Special Issue on Meteorological Disasters and Water Disasters in Urban Areas
Nobuo Shuto*, Syunsuke Ikeda**, Shinji Egashira
*ARISH, Nihon University, 6F Ichigaya Tokyu Building, 2-1 Kudan-kita 4-chome, Chiyoda-ku, Tokyo 102-0073, Japan
**Tokyo Institute of Technology, 2-12-1 Ookayama, Meguro, Tokyo 152-8552, Japan
Immediately after World War II, economic and human losses due to water disasters were enormous in Japan. In the years of 1947 and 1953, for example, economic loss reach 10% of personal income, and the number of lives lost in the 1959 Isewan Typhoon exceeded 5,000. The Japanese government then implemented successive 5-year flood control plans that dramatically reduced such disasters. Economic loss by flooding now is on the order of 0.2% of personal income, and fewer than 100 lives are lost per year. The situation has begun changing in the last decade, however, ostensibly due to global warming and local climatic change such as the heat island phenomenon. The most typical change is the increase in heavy precipitation. Meteorologists sometimes call 1997 the turning point in climate change. The year 1998 was one of extreme heavy rain in Japan, with downpours exceeding 100 mm/h occurring 10 times and those of 50 mm/h almost 440 times. The record for 50 mm/h was broken in 2004, when some 470 such downpours occurred. Another marked change has been the increase in the fluctuation of precipitation, suggesting that drought may follow floods as a typical pattern portending major water disasters in the future. Lifestyle changes are another factor inducing water disaster. Increased urban populations inherently induce concentrated land use, paving of land surfaces, hazardous living conditions, etc. Frequent urban flooding and high underground use in Japan increases the danger for inundations. Wind disasters are also increasing. In September 2006, a tornado in Nobeoka, Kyushu, killed 3 people. In November 2006, another tornado struck Saroma, Hokkaido, killing 9 workers when a construction company’s meeting room was destroyed.
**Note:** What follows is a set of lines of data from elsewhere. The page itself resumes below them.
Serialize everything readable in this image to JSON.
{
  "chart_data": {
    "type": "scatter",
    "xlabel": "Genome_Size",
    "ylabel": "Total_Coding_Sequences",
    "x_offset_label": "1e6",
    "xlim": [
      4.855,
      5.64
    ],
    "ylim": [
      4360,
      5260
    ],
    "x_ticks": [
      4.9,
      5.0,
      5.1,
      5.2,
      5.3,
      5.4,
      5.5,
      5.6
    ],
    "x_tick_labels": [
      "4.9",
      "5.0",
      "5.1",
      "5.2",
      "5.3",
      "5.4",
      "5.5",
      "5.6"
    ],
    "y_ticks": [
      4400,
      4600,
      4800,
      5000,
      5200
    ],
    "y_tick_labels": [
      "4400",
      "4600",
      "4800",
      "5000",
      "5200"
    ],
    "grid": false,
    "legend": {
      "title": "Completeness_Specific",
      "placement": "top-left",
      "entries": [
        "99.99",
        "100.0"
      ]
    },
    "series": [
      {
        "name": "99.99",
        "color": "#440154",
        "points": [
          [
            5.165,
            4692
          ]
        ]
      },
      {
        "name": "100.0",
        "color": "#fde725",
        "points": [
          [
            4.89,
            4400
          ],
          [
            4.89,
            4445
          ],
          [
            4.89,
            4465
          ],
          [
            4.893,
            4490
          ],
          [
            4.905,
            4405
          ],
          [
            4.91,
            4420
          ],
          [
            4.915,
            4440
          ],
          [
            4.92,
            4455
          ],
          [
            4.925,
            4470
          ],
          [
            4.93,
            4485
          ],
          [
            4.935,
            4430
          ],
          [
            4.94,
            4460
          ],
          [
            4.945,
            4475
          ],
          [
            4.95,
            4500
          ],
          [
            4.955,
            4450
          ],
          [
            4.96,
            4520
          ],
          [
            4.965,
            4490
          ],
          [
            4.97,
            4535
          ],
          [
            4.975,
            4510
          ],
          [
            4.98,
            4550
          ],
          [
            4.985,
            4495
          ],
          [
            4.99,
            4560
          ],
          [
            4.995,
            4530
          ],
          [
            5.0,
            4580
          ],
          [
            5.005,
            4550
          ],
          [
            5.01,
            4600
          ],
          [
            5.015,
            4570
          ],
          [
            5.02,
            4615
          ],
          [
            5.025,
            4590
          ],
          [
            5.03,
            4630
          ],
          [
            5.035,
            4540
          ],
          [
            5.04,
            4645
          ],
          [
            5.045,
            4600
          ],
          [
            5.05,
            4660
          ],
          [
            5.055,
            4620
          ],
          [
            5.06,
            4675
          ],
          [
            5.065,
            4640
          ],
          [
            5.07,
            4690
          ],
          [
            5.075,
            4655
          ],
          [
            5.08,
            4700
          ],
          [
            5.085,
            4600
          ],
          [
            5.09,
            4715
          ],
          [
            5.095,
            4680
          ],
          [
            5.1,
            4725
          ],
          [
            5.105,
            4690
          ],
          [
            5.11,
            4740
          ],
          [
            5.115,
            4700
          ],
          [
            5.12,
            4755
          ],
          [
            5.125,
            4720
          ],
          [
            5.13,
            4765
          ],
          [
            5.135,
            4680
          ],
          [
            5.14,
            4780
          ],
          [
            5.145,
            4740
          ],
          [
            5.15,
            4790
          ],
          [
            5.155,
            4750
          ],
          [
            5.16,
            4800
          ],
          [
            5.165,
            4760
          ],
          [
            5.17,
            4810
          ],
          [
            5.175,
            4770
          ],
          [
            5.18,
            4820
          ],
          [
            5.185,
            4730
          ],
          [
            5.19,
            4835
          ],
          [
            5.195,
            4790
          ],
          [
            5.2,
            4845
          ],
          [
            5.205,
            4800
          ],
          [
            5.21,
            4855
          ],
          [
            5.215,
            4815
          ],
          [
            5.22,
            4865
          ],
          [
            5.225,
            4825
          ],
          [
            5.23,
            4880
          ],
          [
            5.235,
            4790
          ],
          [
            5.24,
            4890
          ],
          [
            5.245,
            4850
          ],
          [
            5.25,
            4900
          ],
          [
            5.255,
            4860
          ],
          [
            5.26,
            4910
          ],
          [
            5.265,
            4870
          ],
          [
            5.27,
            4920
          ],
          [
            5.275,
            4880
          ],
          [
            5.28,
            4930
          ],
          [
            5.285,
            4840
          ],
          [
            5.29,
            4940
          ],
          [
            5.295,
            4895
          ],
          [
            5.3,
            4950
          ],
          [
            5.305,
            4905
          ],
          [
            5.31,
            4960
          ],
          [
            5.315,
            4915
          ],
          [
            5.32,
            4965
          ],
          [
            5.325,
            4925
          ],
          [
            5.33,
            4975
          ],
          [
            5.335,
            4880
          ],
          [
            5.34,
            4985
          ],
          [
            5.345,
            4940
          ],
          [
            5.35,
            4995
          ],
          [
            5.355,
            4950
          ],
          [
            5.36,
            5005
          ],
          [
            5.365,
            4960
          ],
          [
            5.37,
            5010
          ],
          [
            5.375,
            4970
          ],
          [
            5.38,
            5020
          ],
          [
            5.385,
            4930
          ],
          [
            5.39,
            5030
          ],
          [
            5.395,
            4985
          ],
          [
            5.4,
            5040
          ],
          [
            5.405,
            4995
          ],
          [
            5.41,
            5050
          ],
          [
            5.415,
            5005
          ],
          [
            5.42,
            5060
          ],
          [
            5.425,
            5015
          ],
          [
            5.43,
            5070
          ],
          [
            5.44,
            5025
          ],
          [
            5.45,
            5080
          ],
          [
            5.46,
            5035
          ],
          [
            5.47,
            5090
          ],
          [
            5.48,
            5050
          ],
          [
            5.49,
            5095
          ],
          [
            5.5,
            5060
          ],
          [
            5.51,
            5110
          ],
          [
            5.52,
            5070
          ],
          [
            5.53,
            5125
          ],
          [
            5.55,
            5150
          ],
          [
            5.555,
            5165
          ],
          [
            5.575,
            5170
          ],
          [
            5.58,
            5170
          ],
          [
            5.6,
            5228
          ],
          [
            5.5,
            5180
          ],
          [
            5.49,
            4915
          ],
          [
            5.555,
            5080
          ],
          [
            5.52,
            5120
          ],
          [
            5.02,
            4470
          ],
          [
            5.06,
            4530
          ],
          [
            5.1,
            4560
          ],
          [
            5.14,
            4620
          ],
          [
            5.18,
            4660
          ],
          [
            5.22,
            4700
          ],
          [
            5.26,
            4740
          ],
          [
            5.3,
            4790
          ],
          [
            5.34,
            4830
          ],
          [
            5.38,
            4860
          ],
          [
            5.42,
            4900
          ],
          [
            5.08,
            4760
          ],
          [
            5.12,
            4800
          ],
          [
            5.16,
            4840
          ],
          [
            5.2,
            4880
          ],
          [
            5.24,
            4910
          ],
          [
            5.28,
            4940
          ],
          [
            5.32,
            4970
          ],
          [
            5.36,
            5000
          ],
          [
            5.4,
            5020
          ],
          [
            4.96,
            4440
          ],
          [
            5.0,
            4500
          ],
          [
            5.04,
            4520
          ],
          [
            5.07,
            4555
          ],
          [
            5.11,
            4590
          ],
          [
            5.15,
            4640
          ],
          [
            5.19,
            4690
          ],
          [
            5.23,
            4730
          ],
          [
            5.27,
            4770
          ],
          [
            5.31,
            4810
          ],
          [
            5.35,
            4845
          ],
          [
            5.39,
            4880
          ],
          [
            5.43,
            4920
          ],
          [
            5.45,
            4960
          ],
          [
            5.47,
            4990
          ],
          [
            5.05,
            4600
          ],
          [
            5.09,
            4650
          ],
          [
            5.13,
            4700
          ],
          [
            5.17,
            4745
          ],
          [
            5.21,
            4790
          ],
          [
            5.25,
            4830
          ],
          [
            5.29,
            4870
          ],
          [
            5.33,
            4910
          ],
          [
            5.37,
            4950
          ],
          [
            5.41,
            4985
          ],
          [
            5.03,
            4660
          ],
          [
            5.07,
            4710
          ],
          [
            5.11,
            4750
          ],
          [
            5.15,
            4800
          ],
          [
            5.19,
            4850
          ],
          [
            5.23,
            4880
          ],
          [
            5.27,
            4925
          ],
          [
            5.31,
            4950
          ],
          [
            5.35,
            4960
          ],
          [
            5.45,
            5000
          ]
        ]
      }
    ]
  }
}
Polluted material transported long distances by wind is a big problem in Asia. Smoke from forest fires and chemical pollutants increasingly endanger people outside of the countries of origin, spreading throughout the continent and to islands beyond. This issue reviews recent meteorological and hydrographic disasters in urban areas that threaten to become major problems in the 21st Century.